The Reserve Bank of India today cut the repo rate by a further 25 bps and also took measures to ease the liquidity constraints in the banking system, giving hopes for the industry and consumers that interest rates in the economy will fall faster than earlier.
Here are the key points from the policy statement:
What are the actions taken by the central bank today?
For one, it cut the policy repo rate by 25 basis points from 6.75 percent to 6.5 percent;
Secondly, it reduced the minimum daily maintenance of banks' cash reserve ratio (CRR) from 95 percent of the requirement to 90 percent with effect from the fortnight beginning 16 April. CRR is the proportion of deposits banks need to keep with the RBI. It has kept the CRR unchanged at 4 percent of net demand and time liabilities (NDTL).
Thirdly, it narrowed the policy rate corridor from +/-100 basis points (bps) to +/- 50 bps by reducing the MSF rate by 75 basis points and increasing the reverse repo rate by 25 basis points, with a view to ensuring finer alignment of the weighted average call rate (WACR) with the repo rate;
All the moves are intended to push banks to cut interest rates further. Despite the RBI cutting policy rate by 125 basis points since January 2015, banks have only cut interest rates by 50-60 bps.
Two of the steps - on reverse repo and CRR - are aimed at increasing the liquidity with banks. With more cash in hand, banks should be able to cut rates at a faster clip. With the cut, the repo rate has hit the lowest in six years.
However, the rate cut comes even as there have been calls for deeper cut in the repo rate from various quarters. Some even called for a 100 bps cut.
So, why didn't the central bank go for a deeper cut?
The reason could be fears of inflation. It says inflation has evolved along the projected trajectory and also that CPI inflation is expected to decelerate modestly. It sees the rate around 5 percent during 2016-17. However, it has listed six uncertainties that are likely to throw the inflation scenario haywire. They are 1) recent unseasonal rains, 2) the likely spatial and temporal distribution of monsoon, 3) the low reservoir levels by historical averages, 4) the strength of the recent upturn in commodity prices, especially oil, 5) persistence of inflation in certain services, 6) the implementation of the 7th Central Pay Commission awards which will impart an upside to the baseline through direct and indirect effects.

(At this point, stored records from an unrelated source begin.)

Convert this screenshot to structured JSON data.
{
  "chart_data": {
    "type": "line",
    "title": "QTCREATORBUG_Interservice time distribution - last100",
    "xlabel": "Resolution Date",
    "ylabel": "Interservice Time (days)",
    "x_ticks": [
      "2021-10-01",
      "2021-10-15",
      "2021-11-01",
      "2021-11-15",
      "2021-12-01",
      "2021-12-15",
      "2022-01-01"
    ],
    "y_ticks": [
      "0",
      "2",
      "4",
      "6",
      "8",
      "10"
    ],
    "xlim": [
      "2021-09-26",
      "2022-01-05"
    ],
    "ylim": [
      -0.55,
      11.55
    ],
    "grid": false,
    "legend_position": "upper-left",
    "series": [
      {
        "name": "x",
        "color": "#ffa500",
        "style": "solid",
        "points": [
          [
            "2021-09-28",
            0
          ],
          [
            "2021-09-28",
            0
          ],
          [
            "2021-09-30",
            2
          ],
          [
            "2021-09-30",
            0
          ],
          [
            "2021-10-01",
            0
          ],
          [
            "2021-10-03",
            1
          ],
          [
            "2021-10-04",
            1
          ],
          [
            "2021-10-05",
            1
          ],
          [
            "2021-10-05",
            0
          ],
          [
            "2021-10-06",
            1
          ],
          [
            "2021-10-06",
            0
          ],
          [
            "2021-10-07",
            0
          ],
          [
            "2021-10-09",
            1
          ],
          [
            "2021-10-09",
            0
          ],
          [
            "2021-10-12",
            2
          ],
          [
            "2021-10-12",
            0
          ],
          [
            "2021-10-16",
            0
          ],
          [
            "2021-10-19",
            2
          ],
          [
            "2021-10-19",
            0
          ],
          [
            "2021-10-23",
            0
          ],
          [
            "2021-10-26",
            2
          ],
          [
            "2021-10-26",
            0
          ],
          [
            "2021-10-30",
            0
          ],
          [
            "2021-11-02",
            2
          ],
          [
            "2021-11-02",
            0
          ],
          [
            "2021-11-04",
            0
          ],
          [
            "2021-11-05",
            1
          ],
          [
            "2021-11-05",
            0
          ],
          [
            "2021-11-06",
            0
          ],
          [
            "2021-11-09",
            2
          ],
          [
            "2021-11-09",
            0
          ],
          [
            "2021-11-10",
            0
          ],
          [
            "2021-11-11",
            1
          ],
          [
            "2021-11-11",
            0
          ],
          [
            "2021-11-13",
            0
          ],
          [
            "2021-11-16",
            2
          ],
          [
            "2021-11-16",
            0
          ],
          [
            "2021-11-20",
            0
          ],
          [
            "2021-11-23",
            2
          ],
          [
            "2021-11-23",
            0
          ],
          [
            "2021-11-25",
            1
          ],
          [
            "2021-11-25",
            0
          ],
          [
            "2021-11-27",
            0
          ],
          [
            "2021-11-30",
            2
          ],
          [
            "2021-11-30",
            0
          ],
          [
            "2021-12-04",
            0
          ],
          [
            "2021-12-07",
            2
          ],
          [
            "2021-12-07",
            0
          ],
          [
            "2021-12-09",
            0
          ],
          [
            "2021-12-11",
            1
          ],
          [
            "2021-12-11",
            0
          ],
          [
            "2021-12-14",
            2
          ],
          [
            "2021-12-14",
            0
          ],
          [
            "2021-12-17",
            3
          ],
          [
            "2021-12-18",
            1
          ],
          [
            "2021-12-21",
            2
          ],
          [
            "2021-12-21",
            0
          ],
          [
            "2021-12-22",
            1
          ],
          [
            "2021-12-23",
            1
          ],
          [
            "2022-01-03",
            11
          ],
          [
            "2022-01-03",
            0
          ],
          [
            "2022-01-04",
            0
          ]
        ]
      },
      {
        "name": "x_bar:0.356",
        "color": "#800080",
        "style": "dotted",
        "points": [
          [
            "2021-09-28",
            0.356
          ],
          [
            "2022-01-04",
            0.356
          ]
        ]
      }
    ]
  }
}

Mainly because the government has stuck to the fiscal consolidation path in the Budget for 2016-17. Another reason is the cut in the small savings rate affected by the government. The high interest rates offered on small savings has been forcing the banks to hold on to the rates for fear that savers may ditch them if they cut deposit rates. Moreover, the fears that inflation may spike has been offset by a few factors: 1) downside pressures stemming from tepid demand in the global economy, 2) the government’s effective supply side measures keeping a check on food prices, and 3) the Central government’s commendable commitment to fiscal consolidation.
Another reason for the cut is the wobbly economic growth. Though it has maintained the gross value added at 7.6%, the RBI sees three downside risks to growth: 1) the fading impact of lower input costs on value addition in manufacturing, 2) persisting corporate sector stress and risk aversion in the banking system, 3) the weaker global growth and trade outlook. The uneven growth is likely to strengthen in the current financial year provided the monsoon is normal.
"Given weak private investment in the face of low capacity utilisation, a reduction in the policy rate by 25 bps will help strengthen activity and aid the Government’s initiatives," the RBI said.
What does the RBI think of the Jaitley's Budget?
It has given a thumbs up to the Budget. For one the government sticking to fiscal consolidation path will help disinflation. Secondly, it has given a stamp of approval for the government's rural thrust. "The Government has also set out a comprehensive strategy for reinvigorating demand in the rural economy, enhancing the economy’s social and physical infrastructure, and improving the environment for doing business and deepening institutional reform. The implementation of these measures should improve supply conditions and allow efficiency and productivity gains to accrue," the RBI has said. This is very much needed given the stress experienced in the rural economy. "Consumer non-durables production has been shrinking, with a pronounced decline in Q4. This reflects the continuing slack in rural demand. On the other hand, consumer durables remained strong, even after abstracting from favourable base effects, which suggests that urban demand is holding up," the RBI says in the statement. Clearly, rural and urban economies are on divergent paths.